Marcin Miller nie ukrywa, że dotrzymywanie noworocznych postanowień nie należy do jego mocnych stron. Wielokrotnie już, wraz z początkiem roku, próbował wprowadzić do swojego życia zmiany – postanawiał zdrowiej się odżywiać, lepiej traktować ludzi ze swojego otoczenia oraz utrzymywać bliższy kontakt z fanami np. zostając po koncertach, aby rozdać autografy. Rzeczywistość szybko jednak weryfikowała wszystkie te postanowienia, zwłaszcza dotyczące sfery zawodowej.
– Po iluś dniach, jak mam piątek, sobota, niedziela 8 koncertów w ciągu, to ja już w sobotę mam wszystkiego dość i lepiej do mnie nie podchodzić, ale to jest tylko zmęczenie materiału. Nie chcę się tłumaczyć, oczywiście przepraszam za wszystko – mówi Marcin Miller agencji informacyjnej Newseria Lifestyle.

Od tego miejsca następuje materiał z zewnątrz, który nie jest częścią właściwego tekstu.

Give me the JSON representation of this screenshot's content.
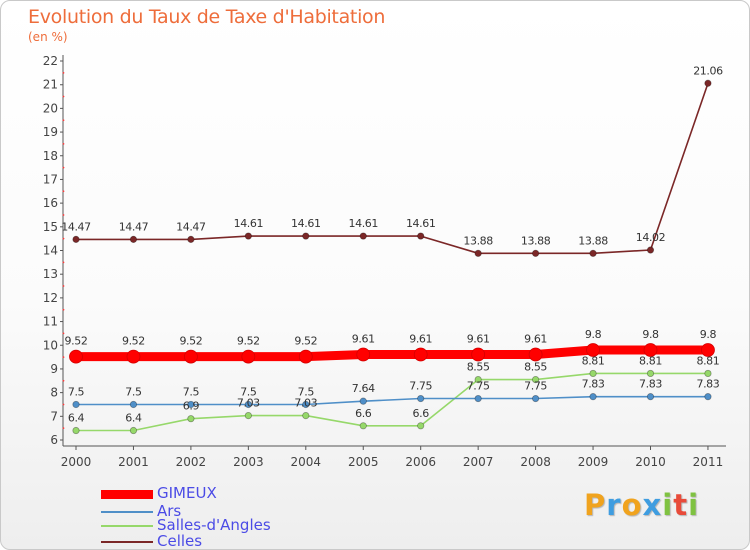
{
  "title": "Evolution du Taux de Taxe d'Habitation",
  "subtitle": "(en %)",
  "logo": {
    "letters": [
      "P",
      "r",
      "o",
      "x",
      "i",
      "t",
      "i"
    ],
    "colors": [
      "#f0a31e",
      "#3f9de0",
      "#f0a31e",
      "#3f9de0",
      "#7fc241",
      "#e84b3a",
      "#7fc241"
    ]
  },
  "chart_data": {
    "type": "line",
    "categories": [
      "2000",
      "2001",
      "2002",
      "2003",
      "2004",
      "2005",
      "2006",
      "2007",
      "2008",
      "2009",
      "2010",
      "2011"
    ],
    "ylim": [
      6,
      22
    ],
    "yticks": [
      "6",
      "7",
      "8",
      "9",
      "10",
      "11",
      "12",
      "13",
      "14",
      "15",
      "16",
      "17",
      "18",
      "19",
      "20",
      "21",
      "22"
    ],
    "grid": false,
    "legend_position": "bottom-left",
    "series": [
      {
        "name": "GIMEUX",
        "color": "#ff0000",
        "values": [
          9.52,
          9.52,
          9.52,
          9.52,
          9.52,
          9.61,
          9.61,
          9.61,
          9.61,
          9.8,
          9.8,
          9.8
        ],
        "labels": [
          "9.52",
          "9.52",
          "9.52",
          "9.52",
          "9.52",
          "9.61",
          "9.61",
          "9.61",
          "9.61",
          "9.8",
          "9.8",
          "9.8"
        ]
      },
      {
        "name": "Ars",
        "color": "#4f8fc8",
        "values": [
          7.5,
          7.5,
          7.5,
          7.5,
          7.5,
          7.64,
          7.75,
          7.75,
          7.75,
          7.83,
          7.83,
          7.83
        ],
        "labels": [
          "7.5",
          "7.5",
          "7.5",
          "7.5",
          "7.5",
          "7.64",
          "7.75",
          "7.75",
          "7.75",
          "7.83",
          "7.83",
          "7.83"
        ]
      },
      {
        "name": "Salles-d'Angles",
        "color": "#96d86a",
        "values": [
          6.4,
          6.4,
          6.9,
          7.03,
          7.03,
          6.6,
          6.6,
          8.55,
          8.55,
          8.81,
          8.81,
          8.81
        ],
        "labels": [
          "6.4",
          "6.4",
          "6.9",
          "7.03",
          "7.03",
          "6.6",
          "6.6",
          "8.55",
          "8.55",
          "8.81",
          "8.81",
          "8.81"
        ]
      },
      {
        "name": "Celles",
        "color": "#7b2727",
        "values": [
          14.47,
          14.47,
          14.47,
          14.61,
          14.61,
          14.61,
          14.61,
          13.88,
          13.88,
          13.88,
          14.02,
          21.06
        ],
        "labels": [
          "14.47",
          "14.47",
          "14.47",
          "14.61",
          "14.61",
          "14.61",
          "14.61",
          "13.88",
          "13.88",
          "13.88",
          "14.02",
          "21.06"
        ]
      }
    ]
  }
}
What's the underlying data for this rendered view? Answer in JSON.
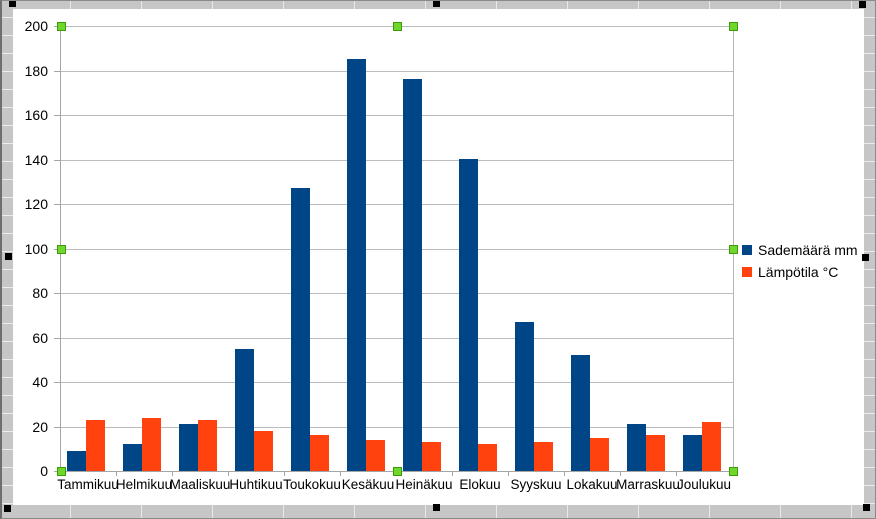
{
  "app": {
    "context_note": "spreadsheet chart object in edit mode with plot area selected"
  },
  "chart_data": {
    "type": "bar",
    "title": "",
    "xlabel": "",
    "ylabel": "",
    "categories": [
      "Tammikuu",
      "Helmikuu",
      "Maaliskuu",
      "Huhtikuu",
      "Toukokuu",
      "Kesäkuu",
      "Heinäkuu",
      "Elokuu",
      "Syyskuu",
      "Lokakuu",
      "Marraskuu",
      "Joulukuu"
    ],
    "series": [
      {
        "name": "Sademäärä mm",
        "color": "#004586",
        "values": [
          9,
          12,
          21,
          55,
          127,
          185,
          176,
          140,
          67,
          52,
          21,
          16
        ]
      },
      {
        "name": "Lämpötila °C",
        "color": "#ff420e",
        "values": [
          23,
          24,
          23,
          18,
          16,
          14,
          13,
          12,
          13,
          15,
          16,
          22
        ]
      }
    ],
    "ylim": [
      0,
      200
    ],
    "yticks": [
      0,
      20,
      40,
      60,
      80,
      100,
      120,
      140,
      160,
      180,
      200
    ],
    "grid": "horizontal",
    "legend_position": "right"
  },
  "colors": {
    "plot_gridline": "#bcbcbc",
    "axis_line": "#a6a6a6",
    "chart_background": "#ffffff",
    "sheet_background": "#c6c6c6",
    "selection_handle_fill": "#6fd62c",
    "selection_handle_border": "#3d9a0a",
    "object_handle": "#000000"
  }
}
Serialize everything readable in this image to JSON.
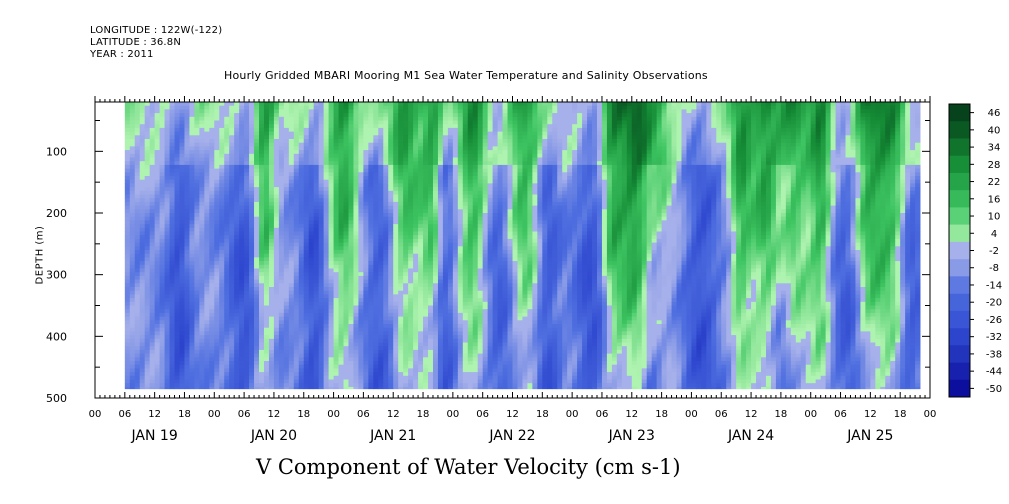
{
  "header": {
    "longitude": "LONGITUDE : 122W(-122)",
    "latitude": "LATITUDE : 36.8N",
    "year": "YEAR : 2011"
  },
  "chart_data": {
    "type": "heatmap",
    "title": "Hourly Gridded MBARI Mooring M1 Sea Water Temperature and Salinity Observations",
    "xlabel": "V Component of Water Velocity (cm s-1)",
    "ylabel": "DEPTH (m)",
    "x_range_hours": [
      0,
      168
    ],
    "data_extent_hours": [
      6,
      166
    ],
    "hour_ticks": [
      0,
      6,
      12,
      18,
      0,
      6,
      12,
      18,
      0,
      6,
      12,
      18,
      0,
      6,
      12,
      18,
      0,
      6,
      12,
      18,
      0,
      6,
      12,
      18,
      0,
      6,
      12,
      18,
      0
    ],
    "hour_tick_labels": [
      "00",
      "06",
      "12",
      "18",
      "00",
      "06",
      "12",
      "18",
      "00",
      "06",
      "12",
      "18",
      "00",
      "06",
      "12",
      "18",
      "00",
      "06",
      "12",
      "18",
      "00",
      "06",
      "12",
      "18",
      "00",
      "06",
      "12",
      "18",
      "00"
    ],
    "days": [
      "JAN 19",
      "JAN 20",
      "JAN 21",
      "JAN 22",
      "JAN 23",
      "JAN 24",
      "JAN 25"
    ],
    "y_ticks": [
      100,
      200,
      300,
      400,
      500
    ],
    "y_tick_labels": [
      "100",
      "200",
      "300",
      "400",
      "500"
    ],
    "y_range": [
      500,
      20
    ],
    "data_depth_range": [
      20,
      485
    ],
    "colorbar": {
      "levels": [
        -50,
        -44,
        -38,
        -32,
        -26,
        -20,
        -14,
        -8,
        -2,
        4,
        10,
        16,
        22,
        28,
        34,
        40,
        46
      ],
      "labels": [
        "46",
        "40",
        "34",
        "28",
        "22",
        "16",
        "10",
        "4",
        "-2",
        "-8",
        "-14",
        "-20",
        "-26",
        "-32",
        "-38",
        "-44",
        "-50"
      ]
    },
    "approx_strong_positive_columns_hours": [
      34,
      50,
      62,
      68,
      76,
      86,
      104,
      108,
      112,
      130,
      135,
      140,
      146,
      155,
      160
    ],
    "approx_strong_negative_columns_hours": [
      17,
      30,
      44,
      58,
      70,
      82,
      91,
      100,
      112,
      122,
      138,
      152,
      164
    ],
    "colors": {
      "strong_negative": "#0a0c9a",
      "negative": "#4f6fe0",
      "weak_negative": "#a6b0ea",
      "weak_positive": "#aff3b0",
      "positive": "#3ec562",
      "strong_positive": "#06421b",
      "missing": "#ffffff"
    }
  }
}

Lider zespołu Boys nie liczy jednak na odpoczynek – twierdzi, że na ten moment nie jest mu to jeszcze pisane. Uważa, że nie może sobie pozwolić na to ze względu na zbyt dużą liczbę obowiązków zawodowych. Gdy jakiś czas temu próbował zabrać żonę na urlop, jego plany zostały zniweczone właśnie przez pracę. Nie zamierza jednak narzekać na swoją sytuację.
– Mój tata zawsze powtarzał: „Nie narzekaj synku, bo inni mają gorzej”. Zatem nie narzekam, jest dobrze i niech tak zostanie – mówi Marcin Miller.
Wokalista nie formułuje więc postanowień, lecz życzenia noworoczne. Sobie samemu życzy przede wszystkim wytrwałości we wszystkim, czym się obecnie zajmuje.
– Żeby mnie szlag nie trafił, bo już powoli parę rzeczy zaczyna mnie dobijać. Rodzinie życzę zawsze tego samego, żeby została, jaką jest – mówi Marcin Miller.
Zdaniem lidera zespołu Boys rodzina stanowi najważniejszy punkt oparcia w życiu. Przyjaciele są ważni, zbyt często jednak zawodzą i odwracają się, gdy osiągną własne cele. Marcin Miller ma jednego wyjątkowego przyjaciela, z którym utrzymuje bliskie relacje już od trzydziestu lat. Mężczyzna ten nigdy niczego od niego nie oczekiwał, nie pożyczał pieniędzy, nie korzystał z jego popularności.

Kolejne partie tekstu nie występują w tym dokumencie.